‘Be quick Sarah, aint you getting late for you class’ , I screamed at her.
‘Oh, come on, you know what that professor always arrives late for the lecture. I am damn sure he will repeat the same today’ , she replied gently.
I took a pause for sometime. We were moving at a ceaseless speed. I used to drop Sarah to her class everyday from her home. She was already late on that day, and over that she was walking wearisomely as if she has not eaten anything since several days. I was just advising her to walk quick so that she can reach her class on time.
‘Sarah you speak too much now. I am not going to tolerate you now. You need to walk quick or else I will not talk to you the whole day’ , I yelled at her.
‘Okay so now I’m not going to utter a single word till the whole of the journey. I am going to enclose my mouth now. Lets see who makes an attempt to speak first’ , she said with that wicked smile on her face.
The distance from her house to her class was almost a journey of half an hour. We both used to revel our company a lot and that was one of the reason why I used to drop her to her class everyday. From doing a whoopee to caring for each other our journey used to be filled with agitation. To make her smile used to be the first priority I used to start my day with. And on that day I could have not afforded to keep her mum in the whole journey.
‘You are not going to do that. I cant afford that, you need to speak’ , I protested.
But she did not uttered a single word. I took a pause and spoke again. ‘Well you should speak now, or else even I wont speak now’ , I said to her.
I knew she was pranking with me. She wanted me to do something for her which can coerce her to open her mouth. I tried to do many things for her. I made numerous wicked faces, I cracked jokes, I made pranks but nothing managed to coerce her open her mouth. My efforts made her laugh though, but at the end she did not spoke. At last I admitted that I lost and she won and now she should speak something, but she still kept quiet.
‘Bye’ , she indicated her departure by saying that as we reached the class. She did not speak in the whole journey inspite of my groovy efforts. I waved my hand to indicate her Bye with a lamentable expression on my face.
‘Where are your attention guys. No one is attentive in the class’ , the professor screamed on the whole class, and I felt the realization that I was stargazing. There was a tender smile on my face, as stargazing was my favourite hobby that I used to enjoy in the lecture.
Sarah was my sister. She was not my sibling or a cousin but a Rakhi sister. We did not have any blood relation or something of that kind.
But I had adopted her as a sister. We met through a common friend and were studying in same class but different college. As I did not possessed any sibling sister, it wasnt a bad idea to acknowledge her as sister. Every Rakshabandhan when I used to see my friends wrist filled with Rakhis, I used to feel inflicted deep inside for not having a sister to tie a rakhi on my bare wrist. Sarah took the spot of my sister and filled the space in my heart of having a sister. We cared for each other, we fought, we whooped with each other, we shared our spirit with each other. We did each and everything what a brother and sister of same blood does. For the first time I started to enjoy a company of a sister. To make her smile every morning was the topmost priority I used to give.

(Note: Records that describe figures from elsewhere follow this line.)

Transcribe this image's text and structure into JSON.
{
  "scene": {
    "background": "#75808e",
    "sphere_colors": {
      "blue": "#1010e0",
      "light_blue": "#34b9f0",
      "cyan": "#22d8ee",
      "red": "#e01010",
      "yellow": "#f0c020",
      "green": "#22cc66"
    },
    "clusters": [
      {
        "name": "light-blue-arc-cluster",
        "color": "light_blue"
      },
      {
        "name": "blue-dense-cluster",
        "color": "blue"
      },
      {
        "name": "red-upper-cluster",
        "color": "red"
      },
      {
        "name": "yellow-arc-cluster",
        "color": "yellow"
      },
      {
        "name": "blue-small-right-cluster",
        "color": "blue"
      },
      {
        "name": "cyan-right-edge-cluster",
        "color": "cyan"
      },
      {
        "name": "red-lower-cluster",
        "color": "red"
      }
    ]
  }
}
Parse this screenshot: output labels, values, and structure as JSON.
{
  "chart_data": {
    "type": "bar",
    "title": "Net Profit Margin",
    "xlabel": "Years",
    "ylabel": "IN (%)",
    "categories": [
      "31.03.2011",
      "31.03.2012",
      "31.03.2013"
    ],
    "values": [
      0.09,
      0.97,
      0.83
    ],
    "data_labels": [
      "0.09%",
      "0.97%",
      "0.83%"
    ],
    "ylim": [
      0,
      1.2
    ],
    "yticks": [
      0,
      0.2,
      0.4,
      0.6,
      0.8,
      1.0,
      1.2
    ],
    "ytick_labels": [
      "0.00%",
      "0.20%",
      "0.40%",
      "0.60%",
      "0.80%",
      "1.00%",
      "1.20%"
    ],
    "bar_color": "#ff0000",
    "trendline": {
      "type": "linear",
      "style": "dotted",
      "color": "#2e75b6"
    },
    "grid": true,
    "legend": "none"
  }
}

She is married now and it has been a year since I saw her the last time. We barely talk with each other. I dont drop her to her class now just because she doesn’t go there now.
I miss all the memories we had together. I miss the laugh we used to have together over a particular joke. I miss that smile on her face whenever I used to gratify her with my presence around her. I miss those eyes of gratitude of her whenever I used to facilitate her. I always tried to be a perfect brother for her, but I could not make it. Now I could not do anything but to memorize those memories we had together over the past few years.
In this span of time I acquired that time doesnt hold on for some specific moment. It doesnt wait. It just passes and you cant fix it again. The moment once endured will never come back. You have to make sure that you enjoy the fullest of that moment with no regression after.